Last updated on 09/22/2016
Shijie Zheng. 2015. The Differential Privacy of Bayesian Inference. Bachelor's thesis, Harvard College. DASH Version
Differential privacy is one recent framework for analyzing and quantifying the amount of privacy lost when data is released. Meanwhile, multiple imputation is an existing Bayesian-inference based technique from statistics that learns a model using real data, then releases synthetic data by drawing from that model. Because multiple imputation does not directly release any real data, it is generally believed to protect privacy.

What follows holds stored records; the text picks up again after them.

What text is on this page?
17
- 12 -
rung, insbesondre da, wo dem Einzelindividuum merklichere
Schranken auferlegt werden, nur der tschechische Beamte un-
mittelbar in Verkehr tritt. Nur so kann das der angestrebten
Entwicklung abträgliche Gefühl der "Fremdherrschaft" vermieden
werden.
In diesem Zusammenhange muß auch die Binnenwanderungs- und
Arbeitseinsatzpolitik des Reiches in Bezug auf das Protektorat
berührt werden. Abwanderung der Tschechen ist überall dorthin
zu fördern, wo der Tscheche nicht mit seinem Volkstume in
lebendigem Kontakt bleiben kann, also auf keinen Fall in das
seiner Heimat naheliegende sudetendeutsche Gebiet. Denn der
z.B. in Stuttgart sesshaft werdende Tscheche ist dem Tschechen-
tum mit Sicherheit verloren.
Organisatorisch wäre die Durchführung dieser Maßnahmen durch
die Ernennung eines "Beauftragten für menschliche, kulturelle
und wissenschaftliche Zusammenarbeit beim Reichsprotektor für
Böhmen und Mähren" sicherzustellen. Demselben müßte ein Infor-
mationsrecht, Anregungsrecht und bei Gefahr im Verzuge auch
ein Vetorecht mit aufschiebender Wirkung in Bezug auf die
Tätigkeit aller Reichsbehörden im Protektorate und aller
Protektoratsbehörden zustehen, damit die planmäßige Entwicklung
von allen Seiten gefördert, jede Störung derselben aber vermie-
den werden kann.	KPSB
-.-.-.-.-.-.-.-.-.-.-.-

In this thesis, we examine that claim. While there exist newer synthetic data algorithms specifically designed to provide differential privacy, we evaluate whether multiple imputation already includes differential privacy for free. Thus, we focus on several method variants for releasing the learned model and releasing the synthetic data, and how these methods perform for models taking on two common distributions: the Bernoulli and the Gaussian with known variance.
We prove a number of new or improved bounds on the amount of privacy afforded by multiple imputation for these distributions. We find that while differential privacy is ostensibly achievable for most of our method variants, the conditions needed for it to do so are often not realistic for practical usage. At least in theory, this is particularly true if we want absolute privacy (ε-differential privacy), but that the methods are more practically compatible with privacy when we allow a small probability of a catastrophic data leakage ((ε, δ)-differential privacy).